0
votes

Our software has a requirement that it we must have Centos 5.4 and any other centos version will not work.

I installed Centos 5.4 and then did an yum update which upgraded my OS to Centos 5.8.

I have to re-install again and how do I avoid the Centos upgrade the next time I do yum update?

I did find that doing exclude=kernel* in /etc/yum.conf will avoid the kernel upgrade but I am not sure if this enough.

2

2 Answers

1
votes

that's the way to do it. if you want other packages to not be updated - add them to that row. for example if you want all packages starting with php to not be updated, then add: exclude=kernel*,php* and so on.

1
votes

The way to do this is to find a mirror that has a specific 5.4 repository and point yum at that instead of the default configuration of pointing at a repository for CentOS 5 (which is going to upgrade to 5.5, 5.6, etc. as they are released).

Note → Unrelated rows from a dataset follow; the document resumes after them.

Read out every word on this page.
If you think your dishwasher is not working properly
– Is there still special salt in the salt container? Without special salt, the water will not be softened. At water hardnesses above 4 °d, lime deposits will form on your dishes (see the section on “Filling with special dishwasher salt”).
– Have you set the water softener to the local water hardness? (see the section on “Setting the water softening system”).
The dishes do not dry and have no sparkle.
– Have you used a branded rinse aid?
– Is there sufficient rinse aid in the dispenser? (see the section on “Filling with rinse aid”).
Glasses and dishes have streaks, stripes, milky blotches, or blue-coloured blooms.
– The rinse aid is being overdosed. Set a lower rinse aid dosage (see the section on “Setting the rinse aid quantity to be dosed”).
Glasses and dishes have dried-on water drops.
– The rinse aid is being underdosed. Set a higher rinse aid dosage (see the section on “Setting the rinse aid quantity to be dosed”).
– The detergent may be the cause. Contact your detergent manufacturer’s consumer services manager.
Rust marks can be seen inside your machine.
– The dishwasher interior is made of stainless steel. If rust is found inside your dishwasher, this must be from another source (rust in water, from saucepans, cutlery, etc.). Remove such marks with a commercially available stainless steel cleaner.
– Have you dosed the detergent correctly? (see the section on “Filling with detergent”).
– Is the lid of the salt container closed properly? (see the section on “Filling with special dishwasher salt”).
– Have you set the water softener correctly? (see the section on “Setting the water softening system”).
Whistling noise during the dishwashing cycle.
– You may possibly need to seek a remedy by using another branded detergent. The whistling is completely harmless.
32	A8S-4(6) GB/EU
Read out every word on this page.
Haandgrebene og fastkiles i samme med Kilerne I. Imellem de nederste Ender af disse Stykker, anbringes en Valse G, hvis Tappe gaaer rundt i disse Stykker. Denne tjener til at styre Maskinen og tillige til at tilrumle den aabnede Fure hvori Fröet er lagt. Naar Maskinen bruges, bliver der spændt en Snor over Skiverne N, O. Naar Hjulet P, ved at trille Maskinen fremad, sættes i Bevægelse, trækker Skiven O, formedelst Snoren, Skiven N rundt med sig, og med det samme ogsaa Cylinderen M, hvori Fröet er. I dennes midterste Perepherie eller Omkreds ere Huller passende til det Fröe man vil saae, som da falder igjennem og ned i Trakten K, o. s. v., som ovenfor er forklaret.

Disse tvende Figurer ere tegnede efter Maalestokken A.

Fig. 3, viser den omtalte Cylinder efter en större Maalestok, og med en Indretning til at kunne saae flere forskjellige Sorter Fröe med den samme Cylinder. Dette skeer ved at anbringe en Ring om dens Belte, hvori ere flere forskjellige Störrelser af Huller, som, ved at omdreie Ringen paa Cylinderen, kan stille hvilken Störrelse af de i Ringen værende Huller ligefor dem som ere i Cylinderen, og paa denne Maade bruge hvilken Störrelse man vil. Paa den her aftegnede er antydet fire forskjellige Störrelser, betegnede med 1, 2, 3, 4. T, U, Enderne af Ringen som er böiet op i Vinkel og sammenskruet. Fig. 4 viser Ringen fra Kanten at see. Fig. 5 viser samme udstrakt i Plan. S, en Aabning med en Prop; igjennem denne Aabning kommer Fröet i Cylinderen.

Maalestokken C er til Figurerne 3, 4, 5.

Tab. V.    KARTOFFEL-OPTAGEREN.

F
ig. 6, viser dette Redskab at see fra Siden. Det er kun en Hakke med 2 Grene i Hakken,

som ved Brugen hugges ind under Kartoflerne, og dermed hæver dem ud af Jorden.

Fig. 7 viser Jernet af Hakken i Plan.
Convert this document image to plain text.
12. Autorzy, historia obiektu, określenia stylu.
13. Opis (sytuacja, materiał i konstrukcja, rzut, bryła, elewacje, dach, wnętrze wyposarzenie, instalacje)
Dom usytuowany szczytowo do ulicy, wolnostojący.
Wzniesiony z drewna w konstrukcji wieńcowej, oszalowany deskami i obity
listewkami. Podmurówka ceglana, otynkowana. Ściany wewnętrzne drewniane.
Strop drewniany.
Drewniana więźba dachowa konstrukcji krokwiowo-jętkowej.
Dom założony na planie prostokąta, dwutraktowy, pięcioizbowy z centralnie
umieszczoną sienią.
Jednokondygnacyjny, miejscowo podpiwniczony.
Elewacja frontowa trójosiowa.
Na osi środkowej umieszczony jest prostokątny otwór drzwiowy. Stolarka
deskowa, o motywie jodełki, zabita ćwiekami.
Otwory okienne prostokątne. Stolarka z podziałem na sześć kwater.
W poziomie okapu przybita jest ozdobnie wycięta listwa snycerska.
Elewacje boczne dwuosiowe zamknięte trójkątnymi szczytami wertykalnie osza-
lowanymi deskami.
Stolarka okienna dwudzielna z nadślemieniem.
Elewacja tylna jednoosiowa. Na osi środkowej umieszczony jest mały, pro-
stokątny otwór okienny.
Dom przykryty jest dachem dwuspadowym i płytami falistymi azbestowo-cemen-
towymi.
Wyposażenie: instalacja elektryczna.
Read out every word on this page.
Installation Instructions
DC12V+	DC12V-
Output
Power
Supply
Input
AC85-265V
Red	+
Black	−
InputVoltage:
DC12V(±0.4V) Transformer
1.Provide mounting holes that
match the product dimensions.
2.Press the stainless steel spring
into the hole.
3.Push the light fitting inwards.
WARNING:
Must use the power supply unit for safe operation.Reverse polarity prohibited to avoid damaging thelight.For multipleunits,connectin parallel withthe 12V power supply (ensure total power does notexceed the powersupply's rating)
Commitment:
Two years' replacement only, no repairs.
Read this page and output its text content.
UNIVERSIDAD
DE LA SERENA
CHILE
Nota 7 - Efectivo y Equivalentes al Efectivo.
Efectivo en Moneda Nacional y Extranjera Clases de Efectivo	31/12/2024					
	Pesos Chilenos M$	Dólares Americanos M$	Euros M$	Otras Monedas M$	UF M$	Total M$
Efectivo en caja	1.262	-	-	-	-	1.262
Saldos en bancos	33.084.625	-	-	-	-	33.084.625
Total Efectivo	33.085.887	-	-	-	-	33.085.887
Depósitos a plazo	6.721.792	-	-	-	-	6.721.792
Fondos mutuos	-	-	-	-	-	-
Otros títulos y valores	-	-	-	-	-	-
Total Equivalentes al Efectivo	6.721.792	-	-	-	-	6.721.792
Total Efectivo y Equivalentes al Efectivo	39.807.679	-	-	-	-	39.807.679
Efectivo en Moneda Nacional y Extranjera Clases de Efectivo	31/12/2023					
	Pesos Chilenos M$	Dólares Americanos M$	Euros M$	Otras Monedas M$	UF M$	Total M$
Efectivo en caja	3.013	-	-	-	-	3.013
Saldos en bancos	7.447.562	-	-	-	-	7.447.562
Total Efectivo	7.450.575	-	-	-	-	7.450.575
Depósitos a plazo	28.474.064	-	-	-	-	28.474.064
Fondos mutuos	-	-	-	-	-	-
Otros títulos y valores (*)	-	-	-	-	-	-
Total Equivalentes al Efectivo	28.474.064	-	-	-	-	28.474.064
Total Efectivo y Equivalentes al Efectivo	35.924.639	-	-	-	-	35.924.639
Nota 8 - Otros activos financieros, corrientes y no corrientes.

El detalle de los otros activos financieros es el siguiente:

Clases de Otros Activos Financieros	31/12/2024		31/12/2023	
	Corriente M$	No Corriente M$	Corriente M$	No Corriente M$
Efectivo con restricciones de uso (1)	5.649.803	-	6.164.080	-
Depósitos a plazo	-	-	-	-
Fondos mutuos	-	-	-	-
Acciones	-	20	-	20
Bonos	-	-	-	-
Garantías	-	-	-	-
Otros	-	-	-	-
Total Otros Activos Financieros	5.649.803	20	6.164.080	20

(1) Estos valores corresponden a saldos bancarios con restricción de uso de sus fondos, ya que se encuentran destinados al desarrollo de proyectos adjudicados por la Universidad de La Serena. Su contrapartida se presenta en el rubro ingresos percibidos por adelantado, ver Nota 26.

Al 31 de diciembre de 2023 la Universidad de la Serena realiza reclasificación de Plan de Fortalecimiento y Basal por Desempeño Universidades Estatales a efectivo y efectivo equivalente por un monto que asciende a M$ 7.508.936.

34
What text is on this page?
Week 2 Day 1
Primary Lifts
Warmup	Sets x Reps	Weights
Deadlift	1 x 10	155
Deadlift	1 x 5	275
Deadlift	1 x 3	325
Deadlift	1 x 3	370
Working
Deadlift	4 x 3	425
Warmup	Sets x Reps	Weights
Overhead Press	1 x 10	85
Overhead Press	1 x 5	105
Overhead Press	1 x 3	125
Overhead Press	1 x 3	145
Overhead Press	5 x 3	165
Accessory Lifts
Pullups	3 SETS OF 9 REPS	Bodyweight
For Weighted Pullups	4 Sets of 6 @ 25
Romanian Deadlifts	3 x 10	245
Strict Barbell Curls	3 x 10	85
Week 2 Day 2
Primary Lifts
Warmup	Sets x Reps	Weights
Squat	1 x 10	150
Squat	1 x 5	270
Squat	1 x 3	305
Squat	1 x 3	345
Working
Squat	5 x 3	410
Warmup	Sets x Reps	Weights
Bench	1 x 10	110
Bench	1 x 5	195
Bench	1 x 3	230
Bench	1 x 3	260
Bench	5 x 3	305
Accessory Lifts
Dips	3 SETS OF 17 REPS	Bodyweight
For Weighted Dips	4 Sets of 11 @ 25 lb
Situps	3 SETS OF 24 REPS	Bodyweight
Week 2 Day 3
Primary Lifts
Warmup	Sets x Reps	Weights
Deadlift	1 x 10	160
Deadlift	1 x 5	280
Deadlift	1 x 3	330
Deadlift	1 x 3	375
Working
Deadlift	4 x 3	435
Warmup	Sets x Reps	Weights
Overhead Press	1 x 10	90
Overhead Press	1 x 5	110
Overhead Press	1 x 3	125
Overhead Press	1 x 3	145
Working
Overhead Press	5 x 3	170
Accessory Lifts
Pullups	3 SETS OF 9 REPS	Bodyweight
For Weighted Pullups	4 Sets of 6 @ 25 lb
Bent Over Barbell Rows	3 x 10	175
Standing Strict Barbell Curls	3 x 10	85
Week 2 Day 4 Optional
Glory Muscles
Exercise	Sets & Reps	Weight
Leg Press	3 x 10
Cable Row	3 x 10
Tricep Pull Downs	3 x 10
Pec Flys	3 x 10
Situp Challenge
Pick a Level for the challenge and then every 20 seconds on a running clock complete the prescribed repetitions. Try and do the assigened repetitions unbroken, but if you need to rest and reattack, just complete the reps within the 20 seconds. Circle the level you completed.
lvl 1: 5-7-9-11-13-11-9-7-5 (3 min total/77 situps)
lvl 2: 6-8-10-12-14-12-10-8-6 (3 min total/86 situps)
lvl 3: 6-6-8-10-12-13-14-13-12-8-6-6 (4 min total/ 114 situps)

Alternatively, especially at this point if you install from a 5.4 + 5.4-updates source, you could just remove your yum configuration for the upstream CentOS repositories entirely since there aren't any upgrades for it anymore.

But I should point out that this is likely a very bad thing to actually do as it will potentially leave you open to all sorts of security vulnerabilities, etc. and that it would almost certainly be more productive to find out what the specific requirements are and find a way to satisfy those on newer versions of CentOS (ideally removing those requirements entirely when possible).